ARCO began investigating the prospect in the mid-1990s, an effort carried on by Phillips after it acquired ARCO’s interests in Alaska.
The Cosmopolitan unit was formed by Phillips in 2001 which completed the Hansen No. 1 well directionally from onshore. That well “reconfirmed the presence of producible oil in the previously discovered Starichkof zone, and it also confirmed productive sands in the Hemlock interval,” BlueCrest said.
ConocoPhillips drilled the Hansen 1A in 2003, “providing a deviated penetration of the Starichkof sands and a lateral penetration of the Hemlock zone.” In 2005 Pioneer Natural Resources joined with ConocoPhillips to obtain some 40 square miles of 3D seismic over the entire project area, and while that 3D “provided a clear view of the perimeter flanks of the anticlinal structural … the crestal view was obscured by a gas cloud rendering a conclusive image of the top of the structure impossible.”
Pioneer acquired ConocoPhillips’ working interest in Cosmopolitan in 2007, and drilled the Hansen No. 1AL1, another sidetrack of the original Hansen well and proposed a development plan for Cosmopolitan but in late 2010 decided not to pursue that plan and disbanded the unit in 2011, retaining leases held by wells.
Buccaneer Alaska and BlueCrest began negotiations with Pioneer in late 2010 and early 2011 to jointly acquire those leases, a sale which was completed in 2012. The companies drilled the 7,599-foot vertical Buccaneer Cosmopolitan State No. 1 in 2013 from offshore, discovering “numerous new oil and gas zones within the Upper and Lower Tyonek (above the previously known Starichkof and Hemlock zones).”
BlueCrest acquired Buccaneer’s interest in the field in January 2014 and began development drilling with the H-16, spud in late 2016, from the Hansen drilling pad.

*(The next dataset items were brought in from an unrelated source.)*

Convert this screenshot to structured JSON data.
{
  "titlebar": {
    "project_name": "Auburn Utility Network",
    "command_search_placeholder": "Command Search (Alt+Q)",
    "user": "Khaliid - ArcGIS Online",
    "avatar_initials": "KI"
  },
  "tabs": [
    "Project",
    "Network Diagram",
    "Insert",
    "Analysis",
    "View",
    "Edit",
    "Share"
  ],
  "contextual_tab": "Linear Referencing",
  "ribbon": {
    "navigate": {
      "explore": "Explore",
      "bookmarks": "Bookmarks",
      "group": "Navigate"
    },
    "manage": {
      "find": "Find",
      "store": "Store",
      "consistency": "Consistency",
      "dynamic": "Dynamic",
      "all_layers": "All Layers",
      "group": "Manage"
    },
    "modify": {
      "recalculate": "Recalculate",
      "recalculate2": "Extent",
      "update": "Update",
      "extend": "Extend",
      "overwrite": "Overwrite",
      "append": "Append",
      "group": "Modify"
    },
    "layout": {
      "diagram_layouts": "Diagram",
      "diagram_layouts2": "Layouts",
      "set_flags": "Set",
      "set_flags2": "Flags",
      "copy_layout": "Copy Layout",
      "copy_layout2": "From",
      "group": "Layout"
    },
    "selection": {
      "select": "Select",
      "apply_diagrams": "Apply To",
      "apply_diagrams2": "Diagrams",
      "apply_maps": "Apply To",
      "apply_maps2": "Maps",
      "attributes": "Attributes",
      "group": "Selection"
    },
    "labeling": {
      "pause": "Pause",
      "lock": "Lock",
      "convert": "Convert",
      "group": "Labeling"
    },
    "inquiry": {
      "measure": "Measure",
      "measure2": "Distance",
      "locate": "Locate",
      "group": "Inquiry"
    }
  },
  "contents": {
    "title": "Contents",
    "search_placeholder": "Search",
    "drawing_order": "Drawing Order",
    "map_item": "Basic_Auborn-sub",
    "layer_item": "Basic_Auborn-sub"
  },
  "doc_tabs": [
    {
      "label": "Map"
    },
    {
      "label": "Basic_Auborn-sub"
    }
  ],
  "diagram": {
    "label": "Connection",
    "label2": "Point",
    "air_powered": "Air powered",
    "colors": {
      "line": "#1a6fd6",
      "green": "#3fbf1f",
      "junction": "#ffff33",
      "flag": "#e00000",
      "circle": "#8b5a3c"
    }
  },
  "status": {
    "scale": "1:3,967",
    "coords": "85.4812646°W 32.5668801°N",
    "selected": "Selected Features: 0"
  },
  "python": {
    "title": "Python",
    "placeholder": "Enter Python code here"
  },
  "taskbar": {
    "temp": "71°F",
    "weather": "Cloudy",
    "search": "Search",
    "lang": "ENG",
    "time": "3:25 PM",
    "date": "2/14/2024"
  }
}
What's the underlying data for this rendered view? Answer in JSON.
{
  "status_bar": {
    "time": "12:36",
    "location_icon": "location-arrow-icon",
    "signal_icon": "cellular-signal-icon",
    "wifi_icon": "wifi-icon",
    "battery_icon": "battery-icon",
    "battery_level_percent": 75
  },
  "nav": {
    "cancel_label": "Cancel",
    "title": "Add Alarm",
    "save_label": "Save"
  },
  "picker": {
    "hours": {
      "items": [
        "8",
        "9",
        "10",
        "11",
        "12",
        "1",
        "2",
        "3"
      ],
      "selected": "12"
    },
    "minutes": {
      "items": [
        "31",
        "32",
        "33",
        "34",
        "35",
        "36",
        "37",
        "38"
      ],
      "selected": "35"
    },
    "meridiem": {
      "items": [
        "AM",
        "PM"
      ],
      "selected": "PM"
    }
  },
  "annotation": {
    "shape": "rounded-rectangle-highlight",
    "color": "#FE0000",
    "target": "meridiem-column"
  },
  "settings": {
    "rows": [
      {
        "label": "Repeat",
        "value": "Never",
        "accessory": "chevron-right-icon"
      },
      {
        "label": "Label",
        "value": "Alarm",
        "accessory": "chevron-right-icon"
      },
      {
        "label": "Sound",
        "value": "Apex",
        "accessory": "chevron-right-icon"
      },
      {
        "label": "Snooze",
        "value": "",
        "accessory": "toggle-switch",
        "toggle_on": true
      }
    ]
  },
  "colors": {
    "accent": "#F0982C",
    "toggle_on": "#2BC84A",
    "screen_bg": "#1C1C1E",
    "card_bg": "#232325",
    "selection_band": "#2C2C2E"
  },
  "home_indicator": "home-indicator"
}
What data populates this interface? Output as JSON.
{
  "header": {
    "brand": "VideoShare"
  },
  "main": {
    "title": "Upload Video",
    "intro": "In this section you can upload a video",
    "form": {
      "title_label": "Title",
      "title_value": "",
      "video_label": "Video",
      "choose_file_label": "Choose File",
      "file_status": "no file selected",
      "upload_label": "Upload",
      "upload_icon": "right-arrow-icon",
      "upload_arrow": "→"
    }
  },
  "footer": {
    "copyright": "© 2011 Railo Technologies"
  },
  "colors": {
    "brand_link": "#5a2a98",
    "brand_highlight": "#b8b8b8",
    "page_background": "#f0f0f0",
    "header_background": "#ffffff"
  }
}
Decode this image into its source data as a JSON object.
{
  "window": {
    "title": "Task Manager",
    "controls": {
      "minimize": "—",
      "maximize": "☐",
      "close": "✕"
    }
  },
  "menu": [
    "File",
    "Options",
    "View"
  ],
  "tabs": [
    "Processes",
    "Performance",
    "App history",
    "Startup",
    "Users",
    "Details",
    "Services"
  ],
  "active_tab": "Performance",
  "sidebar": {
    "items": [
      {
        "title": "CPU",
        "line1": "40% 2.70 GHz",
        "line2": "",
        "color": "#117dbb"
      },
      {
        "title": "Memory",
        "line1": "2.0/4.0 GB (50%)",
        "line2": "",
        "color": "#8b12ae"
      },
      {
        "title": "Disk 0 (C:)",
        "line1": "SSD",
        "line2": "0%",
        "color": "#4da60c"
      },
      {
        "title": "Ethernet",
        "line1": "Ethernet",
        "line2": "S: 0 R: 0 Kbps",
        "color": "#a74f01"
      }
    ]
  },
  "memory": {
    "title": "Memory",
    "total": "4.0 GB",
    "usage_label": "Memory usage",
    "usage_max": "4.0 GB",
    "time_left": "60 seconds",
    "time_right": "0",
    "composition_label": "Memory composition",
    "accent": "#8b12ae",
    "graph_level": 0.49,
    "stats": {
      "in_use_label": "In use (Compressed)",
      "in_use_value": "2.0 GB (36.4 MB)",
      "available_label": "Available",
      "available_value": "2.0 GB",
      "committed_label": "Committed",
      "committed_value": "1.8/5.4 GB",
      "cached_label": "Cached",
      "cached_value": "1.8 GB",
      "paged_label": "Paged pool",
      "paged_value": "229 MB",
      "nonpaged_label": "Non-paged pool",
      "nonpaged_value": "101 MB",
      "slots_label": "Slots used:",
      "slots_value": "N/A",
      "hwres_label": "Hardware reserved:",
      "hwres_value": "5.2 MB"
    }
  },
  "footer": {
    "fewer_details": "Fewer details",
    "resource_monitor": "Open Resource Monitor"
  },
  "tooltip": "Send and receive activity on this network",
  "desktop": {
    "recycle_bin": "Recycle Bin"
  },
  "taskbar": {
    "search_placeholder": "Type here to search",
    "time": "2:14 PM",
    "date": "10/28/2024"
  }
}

The H-14 was completed in late 2017.
BlueCrest began drilling its fishbone style extended-reach multilateral wells in 2018 with the H-12, and with positive results from that well the H-16 was reconfigured into an eight-leg multilateral, the H-16A.
The reservoir to the southwest was then delineated with the H-04 multilateral, begun in 2018.
The “multi-leg laterals out-performed horizontal or hydraulically fractured wells,” BlueCrest said.
ReservoirBlueCrest said the structure at the Hansen oil pool is four and a half miles by two miles in size, with some 600 feet of vertical closure over an area of more than 6,000 acres at the Starichkof sand, a lower Tyonek sandstone just above the Hemlock conglomerate above the oil/water contact. Structural control is from 11 wellbores, three vertical and penetrating the entire geological section, five extended-reach single laterals drilled from the Hansen drilling and production pad and three multilateral fishbone extended reach wells drilled from the Hansen pad.
BlueCrest said it has “informally divided the Tyonek into an upper section that contains gas productive sandstones and a lower interval that is predominately oil prone,” the two zones separated by a “laterally correlative shale section.”
The lowest section of the Lower Tyonek, from 6,742 feet to 7,104 feet MD, has been referred to as the Starichkof sand and is the oil discovery found by Pennzoil in its Starichkof State No. 1 in 1967.